Morador de Rua

737 72 96
                                    

Laura

Subimos para o décimo andar e o elevador me causou náuseas. Participar de uma reunião nesse momento, era a última coisa que queria ou poderia fazer. Estava absolutamente sem condições e tinha plena ciência disso. Ao entrar na sala, os três maiores investidores da minha empresa, me esperavam, sentados à mesa, com expressões fechadas, diferente do costume.

- Bom dia senhores - os cumprimentei cordialmente - Sejam mais uma vez, bem vindos ao Complexo Veigas.

Responderam secamente bom dia, no entanto, quase fiquei desnuda com os olhares para meu corpo. Mesmo estando levemente alcoolizada, foi possível sentir os olhares, que me causaram repulsa.

- Dêem-me licença, estou com uma dor de cabeça terrível, vou pegar uma água - falei, dirigindo ao frigobar da sala, antes de juntar-me a eles na mesa.

Precisava esconder meu hálito de álcool e justificar meu olho pesado. Sentei na cadeira à ponta da mesa, eles me olhavam atentamente, aguardando o começo da reunião. Tom permaneceu em pé, próximo à porta, atento ao tablet e, minha mente, continuava presa no episódio de hora atrás.

- Bem senhores, podemos começar? - dei início à reunião.

- Rrr - limpou a garganta o senhor Virgílio - Senhorita Laura Veigas, nosso encontro será breve, para não lhe roubar o tempo.

Senhor Virgílio, é um dos mais antigos acionistas das empresas Veigas. Descendente de uma família muito antiga de São Paulo, detém hoje, praticamente 30% de todas as ações das minhas empresas.

- Fica à vontade, senhor Virgílio - falei cordialmente - Não se preocupe com o tempo.

Os outros dois, sr. Boaventura e sr.
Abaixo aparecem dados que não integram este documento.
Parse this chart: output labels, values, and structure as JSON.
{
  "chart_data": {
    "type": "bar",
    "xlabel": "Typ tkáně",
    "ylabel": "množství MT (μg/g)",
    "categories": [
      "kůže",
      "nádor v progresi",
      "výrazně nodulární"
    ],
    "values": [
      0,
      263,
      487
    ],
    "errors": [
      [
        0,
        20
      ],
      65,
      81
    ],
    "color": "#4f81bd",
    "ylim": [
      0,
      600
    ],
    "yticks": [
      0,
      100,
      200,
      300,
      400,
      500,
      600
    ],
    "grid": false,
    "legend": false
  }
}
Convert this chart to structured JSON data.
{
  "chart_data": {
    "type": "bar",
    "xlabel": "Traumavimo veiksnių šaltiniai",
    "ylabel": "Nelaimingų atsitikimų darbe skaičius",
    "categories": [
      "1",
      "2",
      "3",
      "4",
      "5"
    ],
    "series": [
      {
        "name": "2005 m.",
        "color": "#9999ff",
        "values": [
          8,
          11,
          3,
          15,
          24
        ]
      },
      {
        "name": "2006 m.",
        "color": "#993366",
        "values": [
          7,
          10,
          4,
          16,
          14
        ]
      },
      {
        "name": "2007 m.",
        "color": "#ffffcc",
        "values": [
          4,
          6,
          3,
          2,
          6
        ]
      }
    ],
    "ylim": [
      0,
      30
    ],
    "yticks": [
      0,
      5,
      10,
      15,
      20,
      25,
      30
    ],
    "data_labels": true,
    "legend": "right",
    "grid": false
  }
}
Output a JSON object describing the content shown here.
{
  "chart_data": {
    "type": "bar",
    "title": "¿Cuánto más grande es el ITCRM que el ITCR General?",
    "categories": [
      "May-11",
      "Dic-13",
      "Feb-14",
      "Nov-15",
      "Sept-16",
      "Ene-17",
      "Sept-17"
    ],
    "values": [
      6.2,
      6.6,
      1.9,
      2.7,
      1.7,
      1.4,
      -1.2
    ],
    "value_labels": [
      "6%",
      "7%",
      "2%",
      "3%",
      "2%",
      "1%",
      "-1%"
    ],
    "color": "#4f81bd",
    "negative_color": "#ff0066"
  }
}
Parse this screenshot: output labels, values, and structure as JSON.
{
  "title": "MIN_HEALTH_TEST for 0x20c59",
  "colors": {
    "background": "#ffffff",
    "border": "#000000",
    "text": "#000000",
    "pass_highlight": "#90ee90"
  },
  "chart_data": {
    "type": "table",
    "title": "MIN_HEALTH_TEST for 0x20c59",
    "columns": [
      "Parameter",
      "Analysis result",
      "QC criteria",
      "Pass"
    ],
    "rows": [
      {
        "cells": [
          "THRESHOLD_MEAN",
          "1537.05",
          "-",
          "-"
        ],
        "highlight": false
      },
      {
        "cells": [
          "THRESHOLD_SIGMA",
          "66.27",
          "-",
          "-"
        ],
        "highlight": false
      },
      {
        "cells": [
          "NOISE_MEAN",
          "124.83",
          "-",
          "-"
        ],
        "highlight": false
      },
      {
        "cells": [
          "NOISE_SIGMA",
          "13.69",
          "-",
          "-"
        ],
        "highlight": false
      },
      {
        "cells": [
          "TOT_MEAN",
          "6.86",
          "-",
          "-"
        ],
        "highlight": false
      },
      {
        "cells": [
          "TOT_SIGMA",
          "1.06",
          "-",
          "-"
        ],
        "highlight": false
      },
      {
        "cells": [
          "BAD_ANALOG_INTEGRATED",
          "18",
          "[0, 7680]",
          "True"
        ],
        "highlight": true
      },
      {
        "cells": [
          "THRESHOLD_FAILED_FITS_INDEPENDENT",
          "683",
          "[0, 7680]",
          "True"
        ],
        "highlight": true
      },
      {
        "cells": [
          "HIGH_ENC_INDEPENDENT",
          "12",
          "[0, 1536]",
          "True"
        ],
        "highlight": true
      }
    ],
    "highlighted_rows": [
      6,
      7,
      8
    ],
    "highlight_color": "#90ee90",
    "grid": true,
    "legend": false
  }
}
Penhour, mantiveram-se quietos e com expressão insípida, com as mãos cruzadas, apoiadas sobre a mesa.

- Pois bem, senhorita, como já investimos a tanto tempo nas suas empresas, achamos de bom tom, marcarmos essa reunião para comunicar nossas próximas ações.

- Sim, pois não - franzi o cenho ao falar, tentando me concentrar o máximo que conseguia.

- Viemos te anunciar, que, a partir de hoje, não investiremos mais em suas empresas e queremos os valores corrigidos das nossas ações.

Ouvi aquela declaração com tanta incredulidade, como se aparecesse no mesmo momento, uma nuvem de algodão doce à minha frente. Não podia acreditar ser verdade.

- Não entendi, senhor - dei de ombros - Por qual motivo, fariam isso?

- Senhorita Laura - tomou a palavra, o sr Boaventura - Nós somos homens de família e tradicionalmente, de bons costumes. Somos cidadãos de bem e honramos pelos valores da família, acima de tudo. Não podemos compactuar com certas, modernidades.

Passei a entender menos ainda, após essa fala, do segundo maior acionista.

- Senhores - tentei manter a pose, falando segura - Eu definitivamente não faço ideia do que estão falando. Eu também sou uma pessoa que, acima de tudo, prezo pela família. Perdi a minha muito cedo, mas fui acolhida por minha tia e..

Bateram à porta e Tom, prontamente a abriu. Ouviu em cochicho algum recado de quem entregara um envelope. Fechou a porta e dirigiu-se a mim, entregando-me o pacote.

- Perdoem-me. Como falava, fui adotada pela minha tia, irmã do meu pai e - abri o envelope enquanto falava - pude receber toda a educação como - meu coração disparou e meus olhos arregalaram-se ao abrir o folder que tirei do envelope - Só um minuto, senhores.

No folder, tamanho a3, impresso em alta qualidade, estava uma foto da minha casa, tirada do alto, com zoom óptico. Na fotografia, eu e Alice nos amando no sofá da minha sala. Em cima da foto, escrito com letras garrafais: EU TE AVISEI, VOCÊ NÃO ME OUVIU. SE PREPARE, ESSE É SÓ O COMEÇO. VOU TIRAR TU-DO DE VOCÊ!